The problem is not what Bass’s campaign did. He appears to have conducted a standard poll of 400 New Hampshire voters – no different in nature from the kinds of polls all major candidates, Democrat or Republican, conduct in the course of campaigns. Senator Shaheen has conducted similar polls, Governor Lynch has, and Charlie Bass’s 2010 and 2012 opponent, Annie Kuster, has as well.
The problem is not even New Hampshire’s vague and overly broad ban on so-called “push polls.” The problem is Attorney General Delaney’s ridiculous interpretation of that law, and his decision to prosecute cases under it and go on fishing expeditions abusing his broad subpoena power. His enforcement actions have become so out of control that the American Association of Political Consultants has warned its members about polling in New Hampshire. “We don’t face this kind of harassment anywhere else in the country,” said Whit Ayres, president of the group.
Consider the position that General Delaney put Charlie Bass in by offering him a settlement in the case: Admit guilt and pay a fine, or I’m going to sue you. Bass, whom everyone acknowledges sits in a swing district that is expected to be among the most hotly contested elections in the country, looks guilty either way and Delaney has handed a huge political gift to the Democrats. That Bass is being sued by the Attorney General will be a standard Democratic talking point all year. Can there be any doubt the suit will be mentioned in ads for his opponent, Annie Kuster, whether paid for by her own campaign, the DCCC, or some other group? Cue the sinister music and innuendo about a stolen election.
You may remember “push polls,” in vogue during the 1990s. Typically they were computed-generated, recorded robo-calls made to tens of thousands of voters that were designed to convey negative information about a candidate under the guise of a poll. A script might read something like, “If you knew that Michael Delaney voted to make it easier for tobacco companies to sell cigarettes to children, would you be more or less likely to vote for him?

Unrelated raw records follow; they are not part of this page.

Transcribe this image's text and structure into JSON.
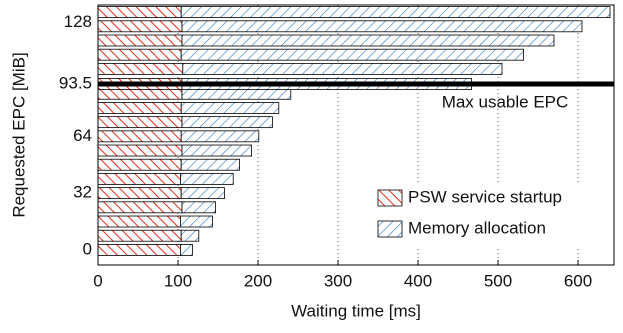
{
  "chart_data": {
    "type": "stacked-hbar",
    "xlabel": "Waiting time [ms]",
    "ylabel": "Requested EPC [MiB]",
    "y": [
      0,
      8,
      16,
      24,
      32,
      40,
      48,
      56,
      64,
      72,
      80,
      88,
      93.5,
      102,
      110,
      118,
      126,
      134
    ],
    "series": [
      {
        "name": "PSW service startup",
        "color": "#e0301e",
        "values": [
          103,
          104,
          103,
          105,
          104,
          103,
          104,
          105,
          104,
          105,
          104,
          105,
          105,
          106,
          104,
          105,
          105,
          104
        ]
      },
      {
        "name": "Memory allocation",
        "color": "#3f7fc1",
        "values": [
          15,
          22,
          40,
          42,
          54,
          66,
          73,
          87,
          97,
          113,
          122,
          136,
          362,
          399,
          428,
          465,
          500,
          536
        ]
      }
    ],
    "xlim": [
      0,
      645
    ],
    "xticks": [
      0,
      100,
      200,
      300,
      400,
      500,
      600
    ],
    "ylim": [
      -8.5,
      138
    ],
    "yticks": [
      0,
      32,
      64,
      93.5,
      128
    ],
    "grid": true,
    "threshold": {
      "value": 93.5,
      "label": "Max usable EPC"
    },
    "legend": "lower right"
  }
}
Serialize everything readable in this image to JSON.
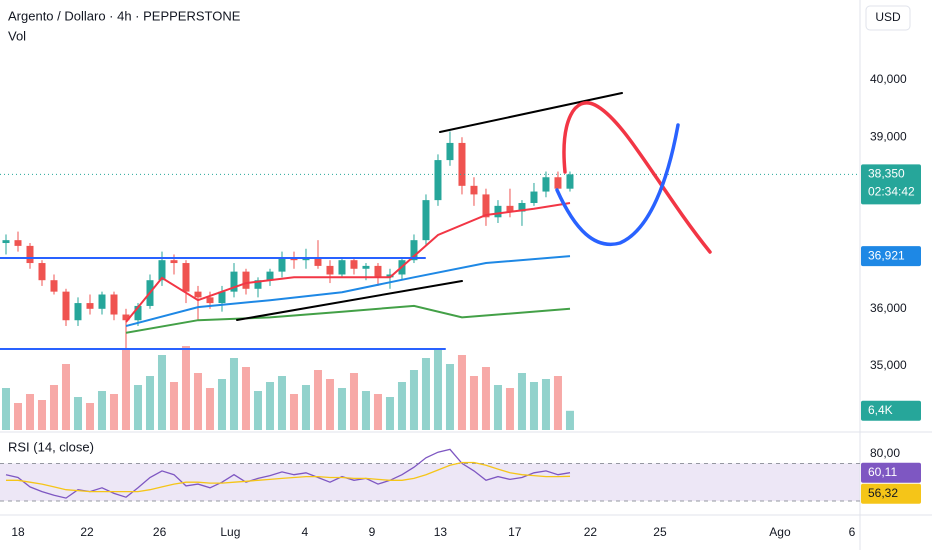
{
  "chart_data": {
    "type": "candlestick",
    "title": "Argento / Dollaro · 4h · PEPPERSTONE",
    "currency": "USD",
    "countdown": "02:34:42",
    "last_price_label": "38,350",
    "up_color": "#26a69a",
    "down_color": "#ef5350",
    "xlim": [
      -0.5,
      71.17
    ],
    "xticks": [
      {
        "value": 1,
        "label": "18"
      },
      {
        "value": 6.75,
        "label": "22"
      },
      {
        "value": 12.8,
        "label": "26"
      },
      {
        "value": 18.7,
        "label": "Lug"
      },
      {
        "value": 24.9,
        "label": "4"
      },
      {
        "value": 30.5,
        "label": "9"
      },
      {
        "value": 36.2,
        "label": "13"
      },
      {
        "value": 42.4,
        "label": "17"
      },
      {
        "value": 48.7,
        "label": "22"
      },
      {
        "value": 54.5,
        "label": "25"
      },
      {
        "value": 64.5,
        "label": "Ago"
      },
      {
        "value": 70.5,
        "label": "6"
      }
    ],
    "ylim": [
      33881,
      41399
    ],
    "yticks": [
      {
        "value": 35000,
        "label": "35,000"
      },
      {
        "value": 36000,
        "label": "36,000"
      },
      {
        "value": 39000,
        "label": "39,000"
      },
      {
        "value": 40000,
        "label": "40,000"
      }
    ],
    "open": [
      37150,
      37200,
      37100,
      36800,
      36500,
      36300,
      35800,
      36100,
      36000,
      36250,
      35900,
      35800,
      36050,
      36500,
      36850,
      36800,
      36300,
      36200,
      36100,
      36300,
      36650,
      36350,
      36500,
      36650,
      36900,
      36850,
      36900,
      36750,
      36600,
      36850,
      36700,
      36750,
      36550,
      36600,
      36850,
      37200,
      37900,
      38600,
      38900,
      38150,
      38000,
      37600,
      37800,
      37700,
      37850,
      38050,
      38300,
      38100
    ],
    "high": [
      37300,
      37350,
      37150,
      36850,
      36600,
      36350,
      36200,
      36250,
      36300,
      36300,
      36000,
      36100,
      36600,
      37000,
      36950,
      36850,
      36400,
      36300,
      36400,
      36800,
      36700,
      36550,
      36700,
      37000,
      37000,
      37050,
      37200,
      36850,
      36900,
      36900,
      36800,
      36800,
      36700,
      36900,
      37300,
      38000,
      38700,
      39100,
      39000,
      38300,
      38100,
      37900,
      38100,
      37900,
      38200,
      38400,
      38400,
      38400
    ],
    "low": [
      36950,
      37000,
      36700,
      36400,
      36250,
      35700,
      35700,
      35900,
      35900,
      35800,
      35300,
      35700,
      36000,
      36400,
      36600,
      36100,
      35800,
      36000,
      35950,
      36200,
      36250,
      36200,
      36400,
      36550,
      36700,
      36700,
      36700,
      36450,
      36550,
      36600,
      36500,
      36400,
      36350,
      36500,
      36800,
      37100,
      37800,
      38500,
      38000,
      37800,
      37450,
      37500,
      37600,
      37450,
      37800,
      37950,
      38000,
      38050
    ],
    "close": [
      37200,
      37100,
      36800,
      36500,
      36300,
      35800,
      36100,
      36000,
      36250,
      35900,
      35800,
      36050,
      36500,
      36850,
      36800,
      36300,
      36200,
      36100,
      36300,
      36650,
      36350,
      36500,
      36650,
      36900,
      36850,
      36900,
      36750,
      36600,
      36850,
      36700,
      36750,
      36550,
      36600,
      36850,
      37200,
      37900,
      38600,
      38900,
      38150,
      38000,
      37600,
      37800,
      37700,
      37850,
      38050,
      38300,
      38100,
      38350
    ],
    "overlays": [
      {
        "color": "#f23645",
        "x": [
          10,
          13,
          16,
          20,
          24,
          28,
          32,
          36,
          40,
          44,
          47
        ],
        "values": [
          35770,
          36540,
          36150,
          36450,
          36550,
          36550,
          36550,
          37290,
          37640,
          37750,
          37850
        ]
      },
      {
        "color": "#1e88e5",
        "x": [
          10,
          16,
          22,
          28,
          34,
          40,
          47
        ],
        "values": [
          35700,
          36030,
          36150,
          36290,
          36550,
          36800,
          36921
        ],
        "last_label": "36,921"
      },
      {
        "color": "#43a047",
        "x": [
          10,
          16,
          22,
          28,
          34,
          38,
          47
        ],
        "values": [
          35580,
          35800,
          35850,
          35950,
          36050,
          35850,
          36000
        ]
      }
    ],
    "volume": {
      "name": "Vol",
      "vlim": [
        0,
        30000
      ],
      "last_label": "6,4K",
      "values": [
        14000,
        9000,
        12000,
        10000,
        15000,
        22000,
        11000,
        9000,
        13000,
        12000,
        27000,
        15000,
        18000,
        25000,
        16000,
        28000,
        19000,
        14000,
        17000,
        24000,
        21000,
        13000,
        16000,
        18000,
        12000,
        15000,
        20000,
        17000,
        14000,
        19000,
        13000,
        12000,
        11000,
        16000,
        20000,
        24000,
        27000,
        22000,
        25000,
        18000,
        21000,
        15000,
        14000,
        19000,
        16000,
        17000,
        18000,
        6400
      ]
    },
    "rsi": {
      "name": "RSI (14, close)",
      "ylim": [
        15,
        95
      ],
      "band": [
        30,
        70
      ],
      "yticks": [
        {
          "value": 80,
          "label": "80,00"
        }
      ],
      "series": [
        {
          "color": "#7e57c2",
          "last_label": "60,11",
          "values": [
            58,
            55,
            45,
            40,
            36,
            33,
            42,
            40,
            44,
            38,
            34,
            44,
            55,
            62,
            58,
            46,
            48,
            44,
            50,
            58,
            50,
            54,
            57,
            61,
            58,
            60,
            55,
            50,
            56,
            52,
            54,
            48,
            52,
            58,
            66,
            76,
            82,
            85,
            70,
            62,
            52,
            56,
            53,
            55,
            60,
            62,
            58,
            60.11
          ]
        },
        {
          "color": "#f5c518",
          "last_label": "56,32",
          "values": [
            52,
            52,
            50,
            48,
            45,
            42,
            41,
            40,
            40,
            40,
            40,
            40,
            42,
            45,
            48,
            50,
            50,
            49,
            49,
            50,
            51,
            52,
            53,
            54,
            55,
            56,
            56,
            55,
            55,
            54,
            54,
            53,
            52,
            52,
            54,
            58,
            63,
            68,
            71,
            71,
            68,
            64,
            60,
            58,
            57,
            56,
            56,
            56.32
          ]
        }
      ]
    }
  }
}
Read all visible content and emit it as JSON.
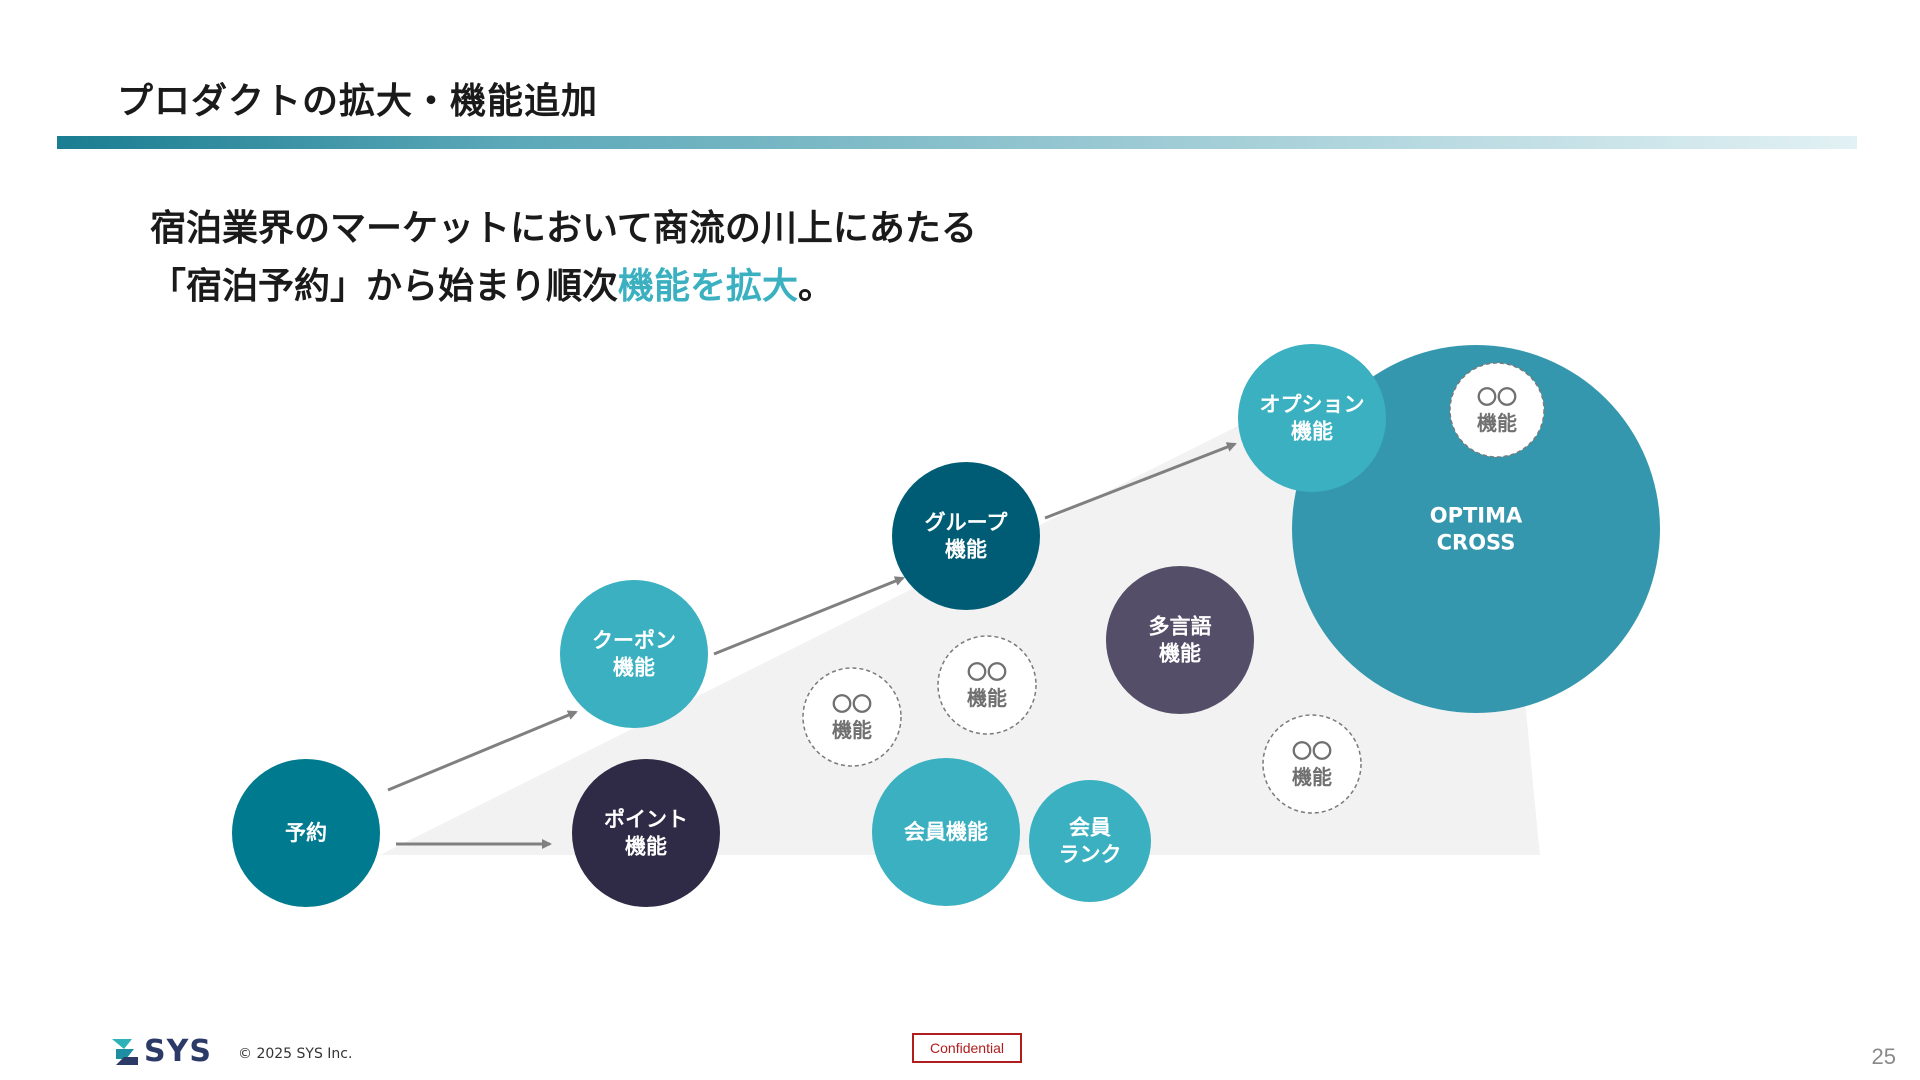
{
  "slide": {
    "title": "プロダクトの拡大・機能追加",
    "lead_line1": "宿泊業界のマーケットにおいて商流の川上にあたる",
    "lead_line2_pre": "「宿泊予約」から始まり順次",
    "lead_line2_hl": "機能を拡大",
    "lead_line2_post": "。",
    "colors": {
      "accent": "#3ab0c0",
      "teal_dark": "#007a8f",
      "navy": "#005c75",
      "purple_dark": "#2f2a45",
      "slate_purple": "#544e68",
      "big_circle": "#3497ad"
    }
  },
  "diagram": {
    "nodes": [
      {
        "id": "yoyaku",
        "lines": [
          "予約"
        ]
      },
      {
        "id": "coupon",
        "lines": [
          "クーポン",
          "機能"
        ]
      },
      {
        "id": "point",
        "lines": [
          "ポイント",
          "機能"
        ]
      },
      {
        "id": "group",
        "lines": [
          "グループ",
          "機能"
        ]
      },
      {
        "id": "kaiin",
        "lines": [
          "会員機能"
        ]
      },
      {
        "id": "kaiin-rank",
        "lines": [
          "会員",
          "ランク"
        ]
      },
      {
        "id": "tagengo",
        "lines": [
          "多言語",
          "機能"
        ]
      },
      {
        "id": "option",
        "lines": [
          "オプション",
          "機能"
        ]
      },
      {
        "id": "optima-cross",
        "lines": [
          "OPTIMA",
          "CROSS"
        ]
      },
      {
        "id": "placeholder-1",
        "lines": [
          "〇〇",
          "機能"
        ]
      },
      {
        "id": "placeholder-2",
        "lines": [
          "〇〇",
          "機能"
        ]
      },
      {
        "id": "placeholder-3",
        "lines": [
          "〇〇",
          "機能"
        ]
      },
      {
        "id": "placeholder-4",
        "lines": [
          "〇〇",
          "機能"
        ]
      }
    ],
    "edges": [
      {
        "from": "yoyaku",
        "to": "coupon"
      },
      {
        "from": "yoyaku",
        "to": "point"
      },
      {
        "from": "coupon",
        "to": "group"
      },
      {
        "from": "group",
        "to": "option"
      }
    ]
  },
  "footer": {
    "logo_text": "SYS",
    "copyright": "©  2025    SYS Inc.",
    "confidential": "Confidential",
    "page_number": "25"
  }
}
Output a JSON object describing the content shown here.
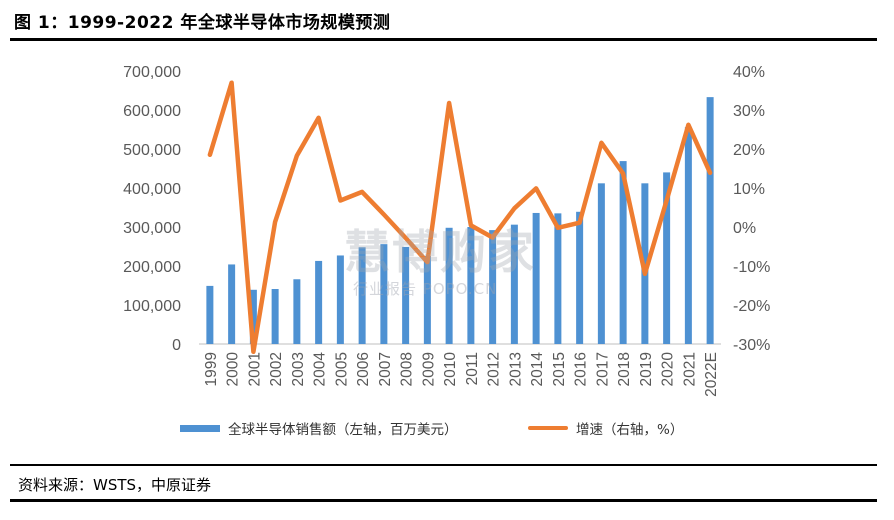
{
  "title": "图 1：1999-2022 年全球半导体市场规模预测",
  "source": "资料来源：WSTS，中原证券",
  "watermark": {
    "main": "慧博购家",
    "sub": "行业报告 POPO.CN"
  },
  "colors": {
    "bar": "#4e91d2",
    "line": "#ee7d31",
    "axis_text": "#595959"
  },
  "chart_data": {
    "type": "bar",
    "categories": [
      "1999",
      "2000",
      "2001",
      "2002",
      "2003",
      "2004",
      "2005",
      "2006",
      "2007",
      "2008",
      "2009",
      "2010",
      "2011",
      "2012",
      "2013",
      "2014",
      "2015",
      "2016",
      "2017",
      "2018",
      "2019",
      "2020",
      "2021",
      "2022E"
    ],
    "series": [
      {
        "name": "全球半导体销售额（左轴，百万美元）",
        "type": "bar",
        "axis": "left",
        "values": [
          149000,
          204000,
          139000,
          141000,
          166000,
          213000,
          227000,
          248000,
          256000,
          249000,
          226000,
          298000,
          300000,
          292000,
          306000,
          336000,
          335000,
          339000,
          412000,
          469000,
          412000,
          440000,
          556000,
          633000
        ]
      },
      {
        "name": "增速（右轴，%）",
        "type": "line",
        "axis": "right",
        "values": [
          18.5,
          37.0,
          -32.0,
          1.3,
          18.3,
          28.0,
          6.8,
          9.0,
          3.2,
          -2.8,
          -9.0,
          31.8,
          0.4,
          -2.7,
          4.8,
          9.9,
          -0.2,
          1.1,
          21.6,
          13.7,
          -12.0,
          6.8,
          26.2,
          13.9
        ]
      }
    ],
    "yleft": {
      "ticks": [
        "0",
        "100,000",
        "200,000",
        "300,000",
        "400,000",
        "500,000",
        "600,000",
        "700,000"
      ],
      "lim": [
        0,
        700000
      ]
    },
    "yright": {
      "ticks": [
        "-30%",
        "-20%",
        "-10%",
        "0%",
        "10%",
        "20%",
        "30%",
        "40%"
      ],
      "lim": [
        -30,
        40
      ]
    },
    "legend": [
      {
        "label": "全球半导体销售额（左轴，百万美元）",
        "kind": "bar"
      },
      {
        "label": "增速（右轴，%）",
        "kind": "line"
      }
    ],
    "legend_position": "bottom",
    "grid": false
  }
}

If you knew Michael Delaney voted to allow child molesters to live within 10,000 feet of an elementary school, would you be more of less likely to vote for him?” The calls were designed to “push” a voter away from a candidate.
Legitimate survey research sometimes asks questions that can sound similar, in that they present factual but negative information to voters about a candidate: “If you knew Jeanne Shaheen voted for Obamacare, would you be more or less likely to vote for her?” But there are huge differences between this sort of research and “push polls.” Legitimate survey research is characterized by involving scientifically selected samples of about 400 voters, not mass-marketing; the polls are conducted by a recognized and professional survey research firm, which tabulates the results; they are more likely to involve live callers and not be recorded; and the negative questions are usually limited to five or six that are part of a longer, comprehensive survey of 40 questions or more which include positive information as well. What the campaign is trying to determine is what issues matter the most to voters.
Former NH state Rep. Doug Teschner authored New Hampshire’s anti-push polling law in the late 1990s. I tracked Teschner down in Ukraine, where he is now country director for the Peace Corp. I asked him whether Attorney General Delaney’s application of the law is consistent with Teschner’s original intent. Here’s Teschner’s response, via email: “My original idea stemmed from phone calls (typically the last weekend before the election) that was not so much intended to gather info but to push people to vote in a certain way using negative information, under the cover of what looked like legitimate polling. It may be that some tinkering with the law might be appropriate.”
Unrelated to the prosecution, but something that says something about Attorney General Delaney’s interest in the spotlight, local Pandora Radio listeners this week are hearing public service announcements featuring…Michael Delaney and Olympic speed skater Apolo Ohno.
Is Michael Delaney running for something?